言葉

人間は言葉の乗り物である。

人間はDNAの乗り物にしかすぎない、という生物学者がいるが、それは生物学者にはむかしから虚無主義者がおおい、という傾向を示しているだけである。

DNAなどは塩基で出来た符丁であってなにものも代表しない。

出力されたコードというだけのことである。

気の利いたことを言おうと考えたその生物学者が仄めかすような、それ自身の意思、など持たないし、それ自身現象でしかない。

「言霊」という。

言葉というものは人間が普段意識しているよりも遙かにおそろしいものであって、その言葉によって生活してきた何億という人間の思考の形態や、あるいはその言葉を使っていた人間が手で触れた世界や呼吸していた大気が篭もっている。

言葉をないがしろにする人間の知性が百万にひとつの例外もなく低いのは、当たり前であって言葉そのものが知性であり品格の実体である。

もっと簡単に言ってしまえば、そのひとの頭の中にある「言葉の世界」は、すなわち、そのひとそのものなのであって、他のものが彼もしくは彼女であるわけではない。

しかも人間は自分の実体である「言語」を孤立してはもつことが出来ないのだ。

人間は時間の彼方から呼びかけてくる声にしたがい、あるいは他者の群のなかへわけいっていって、他の人間の吐く息とともにあびせかせられる語彙のなかで言語を補給する以外に自分自身である言語を養う術をもっていない。

人間の悲劇は、要するにそこに始まるのである。

「言葉を使う」というが、わっしは「言葉に使われる」人間を見ることはあっても「言葉を使う」つまり「言葉の主人である」人間など見たことがない。

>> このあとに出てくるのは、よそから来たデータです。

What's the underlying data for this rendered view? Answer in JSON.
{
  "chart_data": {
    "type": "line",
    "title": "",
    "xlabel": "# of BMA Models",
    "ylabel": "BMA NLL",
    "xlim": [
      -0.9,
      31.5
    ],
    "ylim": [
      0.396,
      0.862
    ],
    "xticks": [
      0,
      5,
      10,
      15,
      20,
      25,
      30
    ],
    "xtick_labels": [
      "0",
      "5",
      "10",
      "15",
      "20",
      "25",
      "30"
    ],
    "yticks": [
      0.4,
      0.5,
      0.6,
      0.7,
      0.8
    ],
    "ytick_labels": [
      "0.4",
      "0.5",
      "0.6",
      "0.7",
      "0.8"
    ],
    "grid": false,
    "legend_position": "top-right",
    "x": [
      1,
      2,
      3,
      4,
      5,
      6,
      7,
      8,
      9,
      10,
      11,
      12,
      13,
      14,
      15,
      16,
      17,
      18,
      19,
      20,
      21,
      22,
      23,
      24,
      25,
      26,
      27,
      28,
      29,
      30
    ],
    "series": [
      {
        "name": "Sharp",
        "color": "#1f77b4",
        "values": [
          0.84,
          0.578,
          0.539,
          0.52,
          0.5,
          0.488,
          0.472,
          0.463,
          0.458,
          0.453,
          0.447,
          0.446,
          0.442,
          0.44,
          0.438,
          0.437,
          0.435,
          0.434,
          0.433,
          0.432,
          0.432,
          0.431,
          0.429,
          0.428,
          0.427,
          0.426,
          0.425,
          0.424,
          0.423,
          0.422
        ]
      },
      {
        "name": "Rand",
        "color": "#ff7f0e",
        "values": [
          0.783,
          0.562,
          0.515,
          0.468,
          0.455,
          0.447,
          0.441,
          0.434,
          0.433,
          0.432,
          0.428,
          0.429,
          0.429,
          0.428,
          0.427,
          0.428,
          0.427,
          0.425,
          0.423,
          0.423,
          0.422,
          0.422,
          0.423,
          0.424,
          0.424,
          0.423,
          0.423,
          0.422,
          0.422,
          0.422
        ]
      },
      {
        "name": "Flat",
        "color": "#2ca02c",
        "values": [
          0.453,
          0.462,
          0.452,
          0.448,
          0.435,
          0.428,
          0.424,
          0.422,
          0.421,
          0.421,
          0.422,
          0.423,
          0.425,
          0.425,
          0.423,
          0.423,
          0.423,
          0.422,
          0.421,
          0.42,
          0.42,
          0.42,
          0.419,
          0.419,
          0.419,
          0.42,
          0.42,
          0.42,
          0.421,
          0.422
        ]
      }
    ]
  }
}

もし言葉を使う、ことが出来るなら、その言葉は死語でならなければならないのは論理的にも明らかである。

われわれは死人の夢が紡ぎ出した大海に似た沼沢である言語のなかにどっぷりとひたって暮らしていて、その言語の沼沢から抜け出すことが出来ない。しかも、死ぬときまで、「自分」というものは言語の形で世界にそっくり還元されてしまう。

言葉は時間と空間に存在する集団的意思によっていわば幅の広いベクトルによって規定されている。そこから一歩も踏み出すことは出来ないのである。

われわれのどの言語も「神」を発明するが、それは「神」の定義が「言語の外にあるもの」である限り必然的なことである、と思う。

そこに「安らぎ」と「畏怖」とを求める人間の傾向も、まったく言語の外側にあることからくる「神」の絶対性にある。

しかも真剣にものごとを伝えようとするひとが必ず気付かされる無慈悲な事実として、「言語によってお互いを理解することなど出来ない」ということがある。

言葉には、その実、伝達の機能などありはしないのだ。

われわれの言う「会話」とは個々の人間が、お互いの歴史と空間から意識に取り込まれた共同幻想を正面のスクリーンに映し出して、お互いの考えが相似してみえるところまで調整する作業であるにすぎない。

だから、われわれは歌う。

だから、われわれは描く。

だから、われわれは絶望のなかに沈む。

言葉がわれわれの肉体と意識を離れる、その瞬間まで。